Minho menopang pipinya dengan kedua telapak tangannya. Sikunya bertumpu pada pinggir ranjang yang ditiduri Jennifer. Matanya menatap lembut wajah istrinya yang masih pucat.

"Beneran?"

"Iya sayang. Dulu aja kita pernah berantem gara-gara aku gak baca surat dari kamu. Waktu itu kamu sok misterius tiba-tiba ngasih surat. Karna aku gak tau kalo itu dari kamu, ya aku cuekin lah."

Jennifer mengangguk paham. Ia tentu masih ingat kejadian itu. Minho memang sering terlalu sibuk dengan berkas kantornya.

"Tapi dia beneran anak kamu?"

"Entah. Aku gak bakal percaya sebelum tes DNA."

"Secara gak langsung kamu ngaku kalo kamu pernah---"

"Sayangg, dengerin dulu." Minho kembali menggenggam tangan Jennifer. "Semua itu murni kecelakaan. Dulu kamu marah besar karna aku pake narkoba sampe kamu mau cerain aku padahal kita punya Jennie. Aku frustasi banget mangkanya aku ke bar dan hal itu terjadi gitu aja. Aku gak sadar sayang.
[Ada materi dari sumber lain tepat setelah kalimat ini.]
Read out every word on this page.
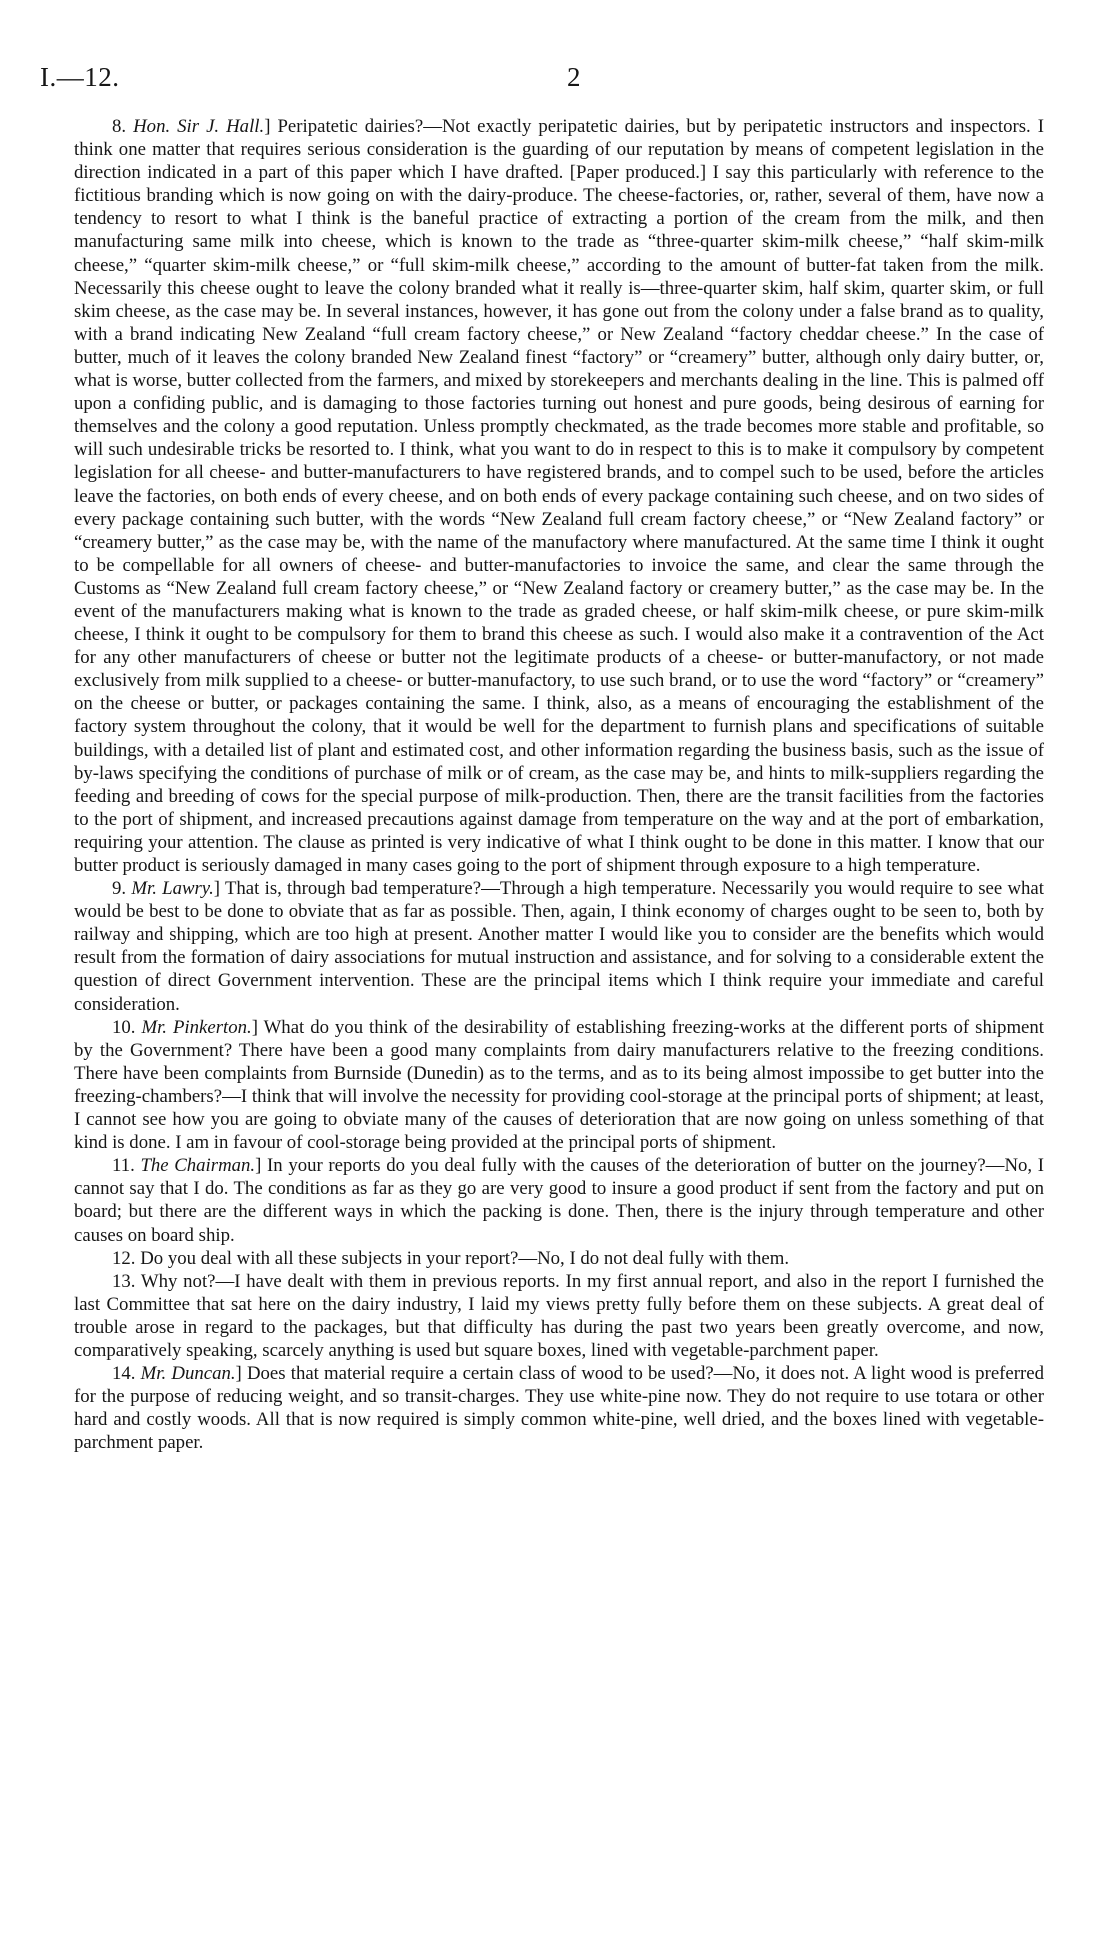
I.—12.	2

8. Hon. Sir J. Hall.] Peripatetic dairies?—Not exactly peripatetic dairies, but by peripatetic instructors and inspectors. I think one matter that requires serious consideration is the guarding of our reputation by means of competent legislation in the direction indicated in a part of this paper which I have drafted. [Paper produced.] I say this particularly with reference to the fictitious branding which is now going on with the dairy-produce. The cheese-factories, or, rather, several of them, have now a tendency to resort to what I think is the baneful practice of extracting a portion of the cream from the milk, and then manufacturing same milk into cheese, which is known to the trade as “three-quarter skim-milk cheese,” “half skim-milk cheese,” “quarter skim-milk cheese,” or “full skim-milk cheese,” according to the amount of butter-fat taken from the milk. Necessarily this cheese ought to leave the colony branded what it really is—three-quarter skim, half skim, quarter skim, or full skim cheese, as the case may be. In several instances, however, it has gone out from the colony under a false brand as to quality, with a brand indicating New Zealand “full cream factory cheese,” or New Zealand “factory cheddar cheese.” In the case of butter, much of it leaves the colony branded New Zealand finest “factory” or “creamery” butter, although only dairy butter, or, what is worse, butter collected from the farmers, and mixed by storekeepers and merchants dealing in the line. This is palmed off upon a confiding public, and is damaging to those factories turning out honest and pure goods, being desirous of earning for themselves and the colony a good reputation. Unless promptly checkmated, as the trade becomes more stable and profitable, so will such undesirable tricks be resorted to. I think, what you want to do in respect to this is to make it compulsory by competent legislation for all cheese- and butter-manufacturers to have registered brands, and to compel such to be used, before the articles leave the factories, on both ends of every cheese, and on both ends of every package containing such cheese, and on two sides of every package containing such butter, with the words “New Zealand full cream factory cheese,” or “New Zealand factory” or “creamery butter,” as the case may be, with the name of the manufactory where manufactured. At the same time I think it ought to be compellable for all owners of cheese- and butter-manufactories to invoice the same, and clear the same through the Customs as “New Zealand full cream factory cheese,” or “New Zealand factory or creamery butter,” as the case may be. In the event of the manufacturers making what is known to the trade as graded cheese, or half skim-milk cheese, or pure skim-milk cheese, I think it ought to be compulsory for them to brand this cheese as such. I would also make it a contravention of the Act for any other manufacturers of cheese or butter not the legitimate products of a cheese- or butter-manufactory, or not made exclusively from milk supplied to a cheese- or butter-manufactory, to use such brand, or to use the word “factory” or “creamery” on the cheese or butter, or packages containing the same. I think, also, as a means of encouraging the establishment of the factory system throughout the colony, that it would be well for the department to furnish plans and specifications of suitable buildings, with a detailed list of plant and estimated cost, and other information regarding the business basis, such as the issue of by-laws specifying the conditions of purchase of milk or of cream, as the case may be, and hints to milk-suppliers regarding the feeding and breeding of cows for the special purpose of milk-production. Then, there are the transit facilities from the factories to the port of shipment, and increased precautions against damage from temperature on the way and at the port of embarkation, requiring your attention. The clause as printed is very indicative of what I think ought to be done in this matter. I know that our butter product is seriously damaged in many cases going to the port of shipment through exposure to a high temperature.

9. Mr. Lawry.] That is, through bad temperature?—Through a high temperature. Necessarily you would require to see what would be best to be done to obviate that as far as possible. Then, again, I think economy of charges ought to be seen to, both by railway and shipping, which are too high at present. Another matter I would like you to consider are the benefits which would result from the formation of dairy associations for mutual instruction and assistance, and for solving to a considerable extent the question of direct Government intervention. These are the principal items which I think require your immediate and careful consideration.

10. Mr. Pinkerton.] What do you think of the desirability of establishing freezing-works at the different ports of shipment by the Government? There have been a good many complaints from dairy manufacturers relative to the freezing conditions. There have been complaints from Burnside (Dunedin) as to the terms, and as to its being almost impossibe to get butter into the freezing-chambers?—I think that will involve the necessity for providing cool-storage at the principal ports of shipment; at least, I cannot see how you are going to obviate many of the causes of deterioration that are now going on unless something of that kind is done. I am in favour of cool-storage being provided at the principal ports of shipment.

11. The Chairman.] In your reports do you deal fully with the causes of the deterioration of butter on the journey?—No, I cannot say that I do. The conditions as far as they go are very good to insure a good product if sent from the factory and put on board; but there are the different ways in which the packing is done. Then, there is the injury through temperature and other causes on board ship.

12. Do you deal with all these subjects in your report?—No, I do not deal fully with them.

13. Why not?—I have dealt with them in previous reports. In my first annual report, and also in the report I furnished the last Committee that sat here on the dairy industry, I laid my views pretty fully before them on these subjects. A great deal of trouble arose in regard to the packages, but that difficulty has during the past two years been greatly overcome, and now, comparatively speaking, scarcely anything is used but square boxes, lined with vegetable-parchment paper.

14. Mr. Duncan.] Does that material require a certain class of wood to be used?—No, it does not. A light wood is preferred for the purpose of reducing weight, and so transit-charges. They use white-pine now. They do not require to use totara or other hard and costly woods. All that is now required is simply common white-pine, well dried, and the boxes lined with vegetable-parchment paper.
Perempuan itu juga gak sadar."

Jennifer kembali menarik tangannya. "Dia juga mabuk?"

"Hm," Adrean mengangguk. "Temannya juga kenapa jahat banget sih ngasih dia obat perangsang!"
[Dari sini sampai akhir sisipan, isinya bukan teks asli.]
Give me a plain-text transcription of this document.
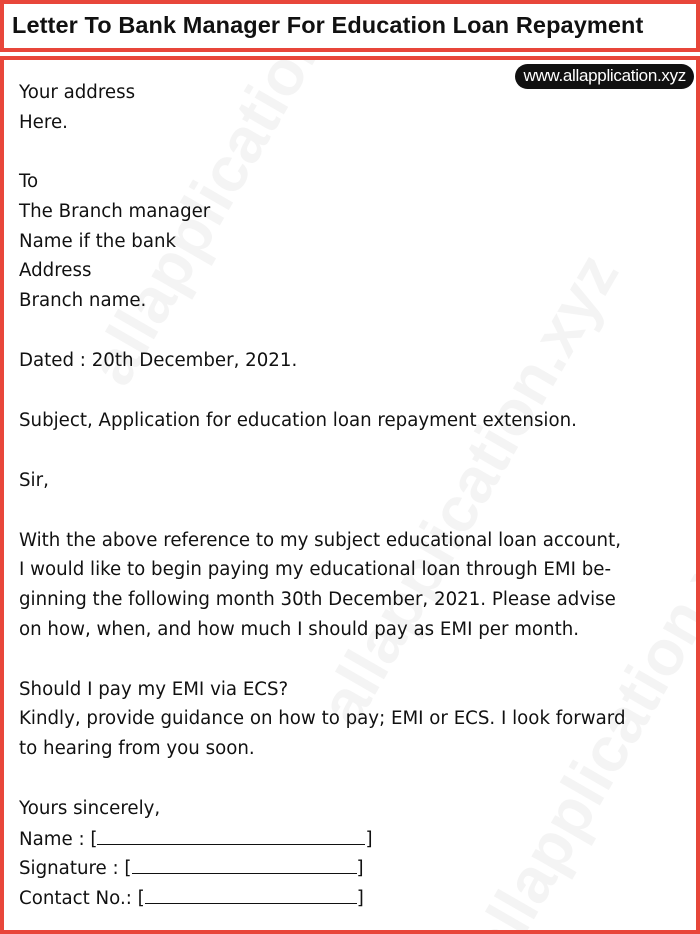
Letter To Bank Manager For Education Loan Repayment
www.allapplication.xyz
Your address
Here.
To
The Branch manager
Name if the bank
Address
Branch name.
Dated : 20th December, 2021.
Subject, Application for education loan repayment extension.
Sir,
With the above reference to my subject educational loan account,
I would like to begin paying my educational loan through EMI be-
ginning the following month 30th December, 2021. Please advise
on how, when, and how much I should pay as EMI per month.
Should I pay my EMI via ECS?
Kindly, provide guidance on how to pay; EMI or ECS. I look forward
to hearing from you soon.
Yours sincerely,
Name : [	]
Signature : [	]
Contact No.: [	]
Adrean menghela nafas. Ia menyandarkan punggungnya ke sandaran kursi lalu menatap langit-langit kamar. Pikirannya suntuk terlebih mengingat kejadian beberapa tahun silam yang selalu ia kubur dalam-dalam. Ia kira kejadian itu tidak akan terungkit lagi tapi ternyata ia salah.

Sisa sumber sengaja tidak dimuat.